O Bem Sempre é Notado

Corria o ano de 1945 e eu, já com 14 anos, era empregado no Bar Café e Sorveteria do Sr. José Augusto Coelho, que também fornecia pratos feitos para as refeições. Devo acrescentar que naquele tempo os armazéns da Rua Costa Aguiar estocavam muitos alimentos. E a tarefa de carregar sacas na cabeça era realizada por vários homens fortes, que faziam suas refeições no nosso bar, que ficava na Rua Saldanha Marinho, esquina com a Rua 13 de Maio, em Campinas.

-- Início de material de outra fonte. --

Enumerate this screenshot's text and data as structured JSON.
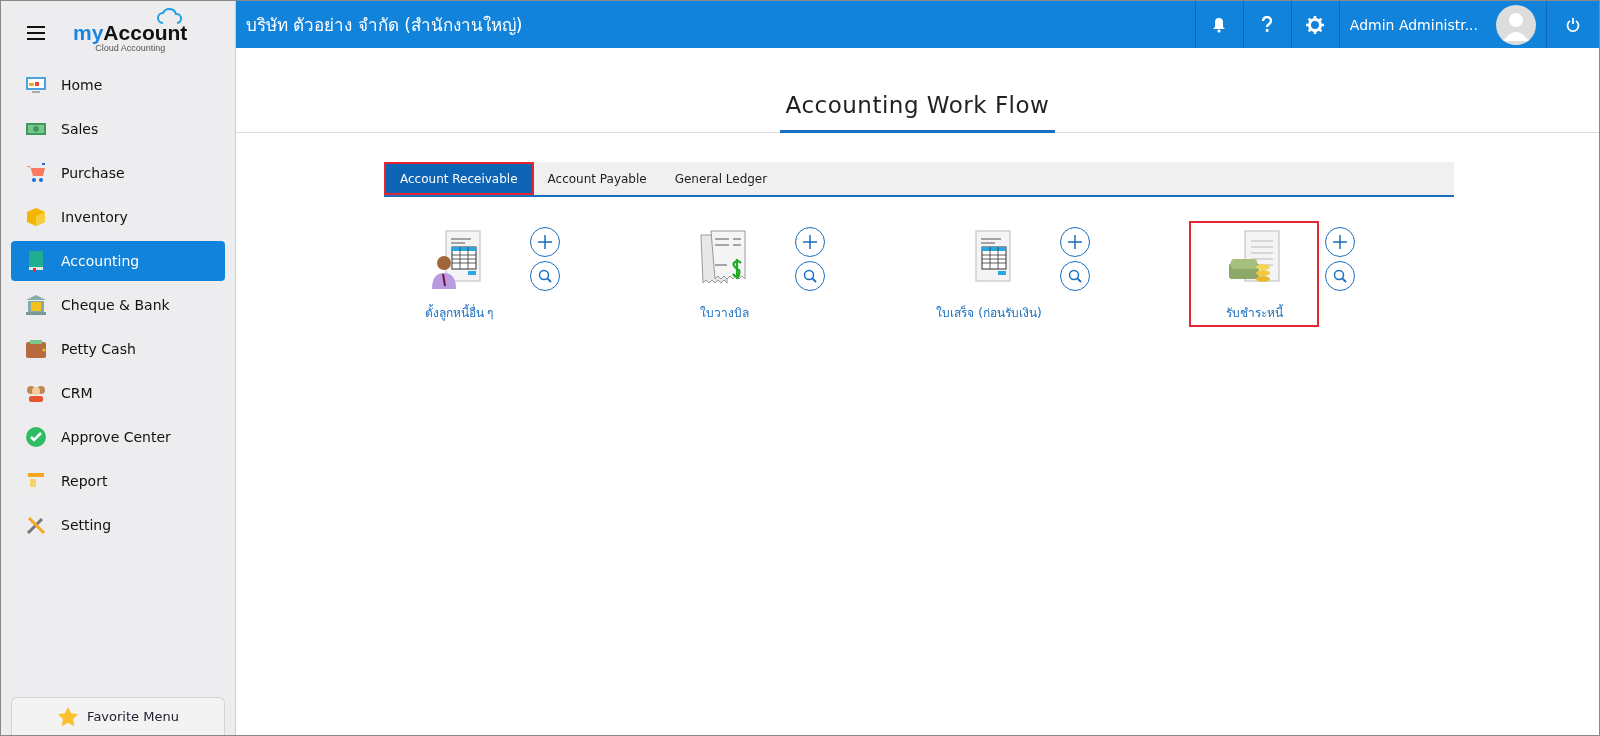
{
  "logo": {
    "brand_prefix": "my",
    "brand_main": "Account",
    "tagline": "Cloud Accounting"
  },
  "sidebar": {
    "items": [
      {
        "label": "Home",
        "selected": false
      },
      {
        "label": "Sales",
        "selected": false
      },
      {
        "label": "Purchase",
        "selected": false
      },
      {
        "label": "Inventory",
        "selected": false
      },
      {
        "label": "Accounting",
        "selected": true
      },
      {
        "label": "Cheque & Bank",
        "selected": false
      },
      {
        "label": "Petty Cash",
        "selected": false
      },
      {
        "label": "CRM",
        "selected": false
      },
      {
        "label": "Approve Center",
        "selected": false
      },
      {
        "label": "Report",
        "selected": false
      },
      {
        "label": "Setting",
        "selected": false
      }
    ],
    "favorite": "Favorite Menu"
  },
  "header": {
    "company": "บริษัท ตัวอย่าง จำกัด (สำนักงานใหญ่)",
    "user": "Admin Administr..."
  },
  "page": {
    "title": "Accounting Work Flow"
  },
  "tabs": [
    {
      "label": "Account Receivable",
      "selected": true,
      "highlighted": true
    },
    {
      "label": "Account Payable",
      "selected": false,
      "highlighted": false
    },
    {
      "label": "General Ledger",
      "selected": false,
      "highlighted": false
    }
  ],
  "workflow": [
    {
      "label": "ตั้งลูกหนี้อื่น ๆ",
      "highlighted": false
    },
    {
      "label": "ใบวางบิล",
      "highlighted": false
    },
    {
      "label": "ใบเสร็จ (ก่อนรับเงิน)",
      "highlighted": false
    },
    {
      "label": "รับชำระหนี้",
      "highlighted": true
    }
  ]
}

As refeições eram servidas em bandejas de alumínio. A Comida era farta, boa e muito nutritiva.

Eu, como um dos atendentes do bar, todas as amanhas, ia buscar na padaria Minerva, na Costa Aguiar, 50 pães, “filões”, como dizíamos, que cortados em 3 partes dava para 150 lanches. Essa tarefa era só minha, que realizava em duas viagens.

Num certo dia, quando eu ia chegando ao bar, ouvi uma voz que disse: “Me dá um pedaço de pão? Pois estou com muita fome e não comi nada desde ontem ao meio dia..”.

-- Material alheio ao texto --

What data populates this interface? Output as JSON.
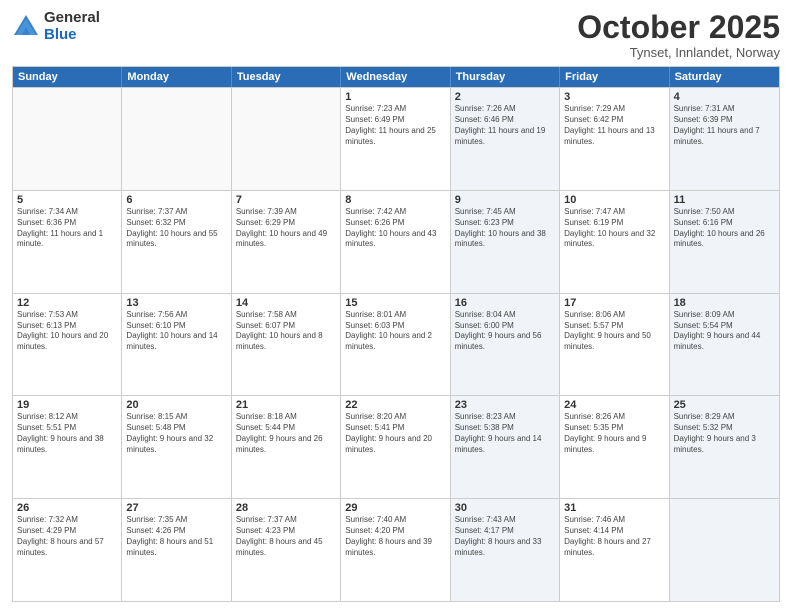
{
  "logo": {
    "general": "General",
    "blue": "Blue"
  },
  "header": {
    "month": "October 2025",
    "location": "Tynset, Innlandet, Norway"
  },
  "weekdays": [
    "Sunday",
    "Monday",
    "Tuesday",
    "Wednesday",
    "Thursday",
    "Friday",
    "Saturday"
  ],
  "rows": [
    [
      {
        "day": "",
        "sunrise": "",
        "sunset": "",
        "daylight": "",
        "shaded": false,
        "empty": true
      },
      {
        "day": "",
        "sunrise": "",
        "sunset": "",
        "daylight": "",
        "shaded": false,
        "empty": true
      },
      {
        "day": "",
        "sunrise": "",
        "sunset": "",
        "daylight": "",
        "shaded": false,
        "empty": true
      },
      {
        "day": "1",
        "sunrise": "Sunrise: 7:23 AM",
        "sunset": "Sunset: 6:49 PM",
        "daylight": "Daylight: 11 hours and 25 minutes.",
        "shaded": false,
        "empty": false
      },
      {
        "day": "2",
        "sunrise": "Sunrise: 7:26 AM",
        "sunset": "Sunset: 6:46 PM",
        "daylight": "Daylight: 11 hours and 19 minutes.",
        "shaded": true,
        "empty": false
      },
      {
        "day": "3",
        "sunrise": "Sunrise: 7:29 AM",
        "sunset": "Sunset: 6:42 PM",
        "daylight": "Daylight: 11 hours and 13 minutes.",
        "shaded": false,
        "empty": false
      },
      {
        "day": "4",
        "sunrise": "Sunrise: 7:31 AM",
        "sunset": "Sunset: 6:39 PM",
        "daylight": "Daylight: 11 hours and 7 minutes.",
        "shaded": true,
        "empty": false
      }
    ],
    [
      {
        "day": "5",
        "sunrise": "Sunrise: 7:34 AM",
        "sunset": "Sunset: 6:36 PM",
        "daylight": "Daylight: 11 hours and 1 minute.",
        "shaded": false,
        "empty": false
      },
      {
        "day": "6",
        "sunrise": "Sunrise: 7:37 AM",
        "sunset": "Sunset: 6:32 PM",
        "daylight": "Daylight: 10 hours and 55 minutes.",
        "shaded": false,
        "empty": false
      },
      {
        "day": "7",
        "sunrise": "Sunrise: 7:39 AM",
        "sunset": "Sunset: 6:29 PM",
        "daylight": "Daylight: 10 hours and 49 minutes.",
        "shaded": false,
        "empty": false
      },
      {
        "day": "8",
        "sunrise": "Sunrise: 7:42 AM",
        "sunset": "Sunset: 6:26 PM",
        "daylight": "Daylight: 10 hours and 43 minutes.",
        "shaded": false,
        "empty": false
      },
      {
        "day": "9",
        "sunrise": "Sunrise: 7:45 AM",
        "sunset": "Sunset: 6:23 PM",
        "daylight": "Daylight: 10 hours and 38 minutes.",
        "shaded": true,
        "empty": false
      },
      {
        "day": "10",
        "sunrise": "Sunrise: 7:47 AM",
        "sunset": "Sunset: 6:19 PM",
        "daylight": "Daylight: 10 hours and 32 minutes.",
        "shaded": false,
        "empty": false
      },
      {
        "day": "11",
        "sunrise": "Sunrise: 7:50 AM",
        "sunset": "Sunset: 6:16 PM",
        "daylight": "Daylight: 10 hours and 26 minutes.",
        "shaded": true,
        "empty": false
      }
    ],
    [
      {
        "day": "12",
        "sunrise": "Sunrise: 7:53 AM",
        "sunset": "Sunset: 6:13 PM",
        "daylight": "Daylight: 10 hours and 20 minutes.",
        "shaded": false,
        "empty": false
      },
      {
        "day": "13",
        "sunrise": "Sunrise: 7:56 AM",
        "sunset": "Sunset: 6:10 PM",
        "daylight": "Daylight: 10 hours and 14 minutes.",
        "shaded": false,
        "empty": false
      },
      {
        "day": "14",
        "sunrise": "Sunrise: 7:58 AM",
        "sunset": "Sunset: 6:07 PM",
        "daylight": "Daylight: 10 hours and 8 minutes.",
        "shaded": false,
        "empty": false
      },
      {
        "day": "15",
        "sunrise": "Sunrise: 8:01 AM",
        "sunset": "Sunset: 6:03 PM",
        "daylight": "Daylight: 10 hours and 2 minutes.",
        "shaded": false,
        "empty": false
      },
      {
        "day": "16",
        "sunrise": "Sunrise: 8:04 AM",
        "sunset": "Sunset: 6:00 PM",
        "daylight": "Daylight: 9 hours and 56 minutes.",
        "shaded": true,
        "empty": false
      },
      {
        "day": "17",
        "sunrise": "Sunrise: 8:06 AM",
        "sunset": "Sunset: 5:57 PM",
        "daylight": "Daylight: 9 hours and 50 minutes.",
        "shaded": false,
        "empty": false
      },
      {
        "day": "18",
        "sunrise": "Sunrise: 8:09 AM",
        "sunset": "Sunset: 5:54 PM",
        "daylight": "Daylight: 9 hours and 44 minutes.",
        "shaded": true,
        "empty": false
      }
    ],
    [
      {
        "day": "19",
        "sunrise": "Sunrise: 8:12 AM",
        "sunset": "Sunset: 5:51 PM",
        "daylight": "Daylight: 9 hours and 38 minutes.",
        "shaded": false,
        "empty": false
      },
      {
        "day": "20",
        "sunrise": "Sunrise: 8:15 AM",
        "sunset": "Sunset: 5:48 PM",
        "daylight": "Daylight: 9 hours and 32 minutes.",
        "shaded": false,
        "empty": false
      },
      {
        "day": "21",
        "sunrise": "Sunrise: 8:18 AM",
        "sunset": "Sunset: 5:44 PM",
        "daylight": "Daylight: 9 hours and 26 minutes.",
        "shaded": false,
        "empty": false
      },
      {
        "day": "22",
        "sunrise": "Sunrise: 8:20 AM",
        "sunset": "Sunset: 5:41 PM",
        "daylight": "Daylight: 9 hours and 20 minutes.",
        "shaded": false,
        "empty": false
      },
      {
        "day": "23",
        "sunrise": "Sunrise: 8:23 AM",
        "sunset": "Sunset: 5:38 PM",
        "daylight": "Daylight: 9 hours and 14 minutes.",
        "shaded": true,
        "empty": false
      },
      {
        "day": "24",
        "sunrise": "Sunrise: 8:26 AM",
        "sunset": "Sunset: 5:35 PM",
        "daylight": "Daylight: 9 hours and 9 minutes.",
        "shaded": false,
        "empty": false
      },
      {
        "day": "25",
        "sunrise": "Sunrise: 8:29 AM",
        "sunset": "Sunset: 5:32 PM",
        "daylight": "Daylight: 9 hours and 3 minutes.",
        "shaded": true,
        "empty": false
      }
    ],
    [
      {
        "day": "26",
        "sunrise": "Sunrise: 7:32 AM",
        "sunset": "Sunset: 4:29 PM",
        "daylight": "Daylight: 8 hours and 57 minutes.",
        "shaded": false,
        "empty": false
      },
      {
        "day": "27",
        "sunrise": "Sunrise: 7:35 AM",
        "sunset": "Sunset: 4:26 PM",
        "daylight": "Daylight: 8 hours and 51 minutes.",
        "shaded": false,
        "empty": false
      },
      {
        "day": "28",
        "sunrise": "Sunrise: 7:37 AM",
        "sunset": "Sunset: 4:23 PM",
        "daylight": "Daylight: 8 hours and 45 minutes.",
        "shaded": false,
        "empty": false
      },
      {
        "day": "29",
        "sunrise": "Sunrise: 7:40 AM",
        "sunset": "Sunset: 4:20 PM",
        "daylight": "Daylight: 8 hours and 39 minutes.",
        "shaded": false,
        "empty": false
      },
      {
        "day": "30",
        "sunrise": "Sunrise: 7:43 AM",
        "sunset": "Sunset: 4:17 PM",
        "daylight": "Daylight: 8 hours and 33 minutes.",
        "shaded": true,
        "empty": false
      },
      {
        "day": "31",
        "sunrise": "Sunrise: 7:46 AM",
        "sunset": "Sunset: 4:14 PM",
        "daylight": "Daylight: 8 hours and 27 minutes.",
        "shaded": false,
        "empty": false
      },
      {
        "day": "",
        "sunrise": "",
        "sunset": "",
        "daylight": "",
        "shaded": true,
        "empty": true
      }
    ]
  ]
}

Ai eu notei que era o “Três Pontes”, morador de rua que dormia em três pontes, dai o apelido. Eu lhe disse: “..Destes daqui eu não posso te dar, mas daqui há pouco eu lhe trago um lanche..” E assim eu fiz, discretamente. Fiz um lanche reforçado e fui levar para o Três Pontes. Ele me agradeceu muito e disse: “..Pode acreditar: Nunca vai faltar nada para você e para os seus..”.

E assim, sempre que o via ali por perto eu levava um lanche para ele. Eu acreditava que ninguém sabia dessas minhas ações.

Foi num feriado de 1948, Sete de Setembro, quando no bar só estávamos eu e o Sr. Augusto Coelho. Como iríamos fechar o bar ao meio dia, os outros empregados do bar não vieram para o trabalho. E eu estava preocupado em como fazer para levar o lanche ao José Monteiro, esse era o nome do “Três Pontes”.

Naquele instante eu vi o meu patrão, Sr. Coelho, fazendo um apetitoso sanduiche. Como o pão era amanhecido ele o esquentou no forno de nosso fogão, tocado a carvão. E o Sr. Coelho me disse: “..Laércio, leva isto para aquele homem da rua, ele poderia ser um de nós..”. E ele ainda me disse: “.. Eu sei que você leva sempre alguma coisa para ele. Mas não pare. Isso é uma boa obra..”. Eu perguntei a ele: ”..Alguém contou ao senhor que eu faço isso?..”. Então ele me disse com um tom bem paternal: “.. Você acha que um português, quase sem estudos, com pouca educação, pobre, que saiu de Portugal com a cara e a coragem há 15 anos, teria o bar que tenho hoje, se não fosse esperto?..”. Ele ainda me disse: “..Fazer o bem não ocupa lugar..”.

Ainda trabalhei mais dois anos no seu Bar e não fiquei mais porque ele vendeu o estabelecimento e voltou para Portugal, como ele havia me dito que faria. Estava rico, casado, e com um filho. Ele ainda havia me convidado para ir morar com ele nas “Terras de Camões”, que seria tratado como a um filho. Agradeci a ele, mas fiquei por aqui, pois queria seguir outro caminho, na carreira de locomotivas da Cia Mogiana. Mas sempre me lembrarei, com muito carinho, desse período em que trabalhei com o Sr. Coelho.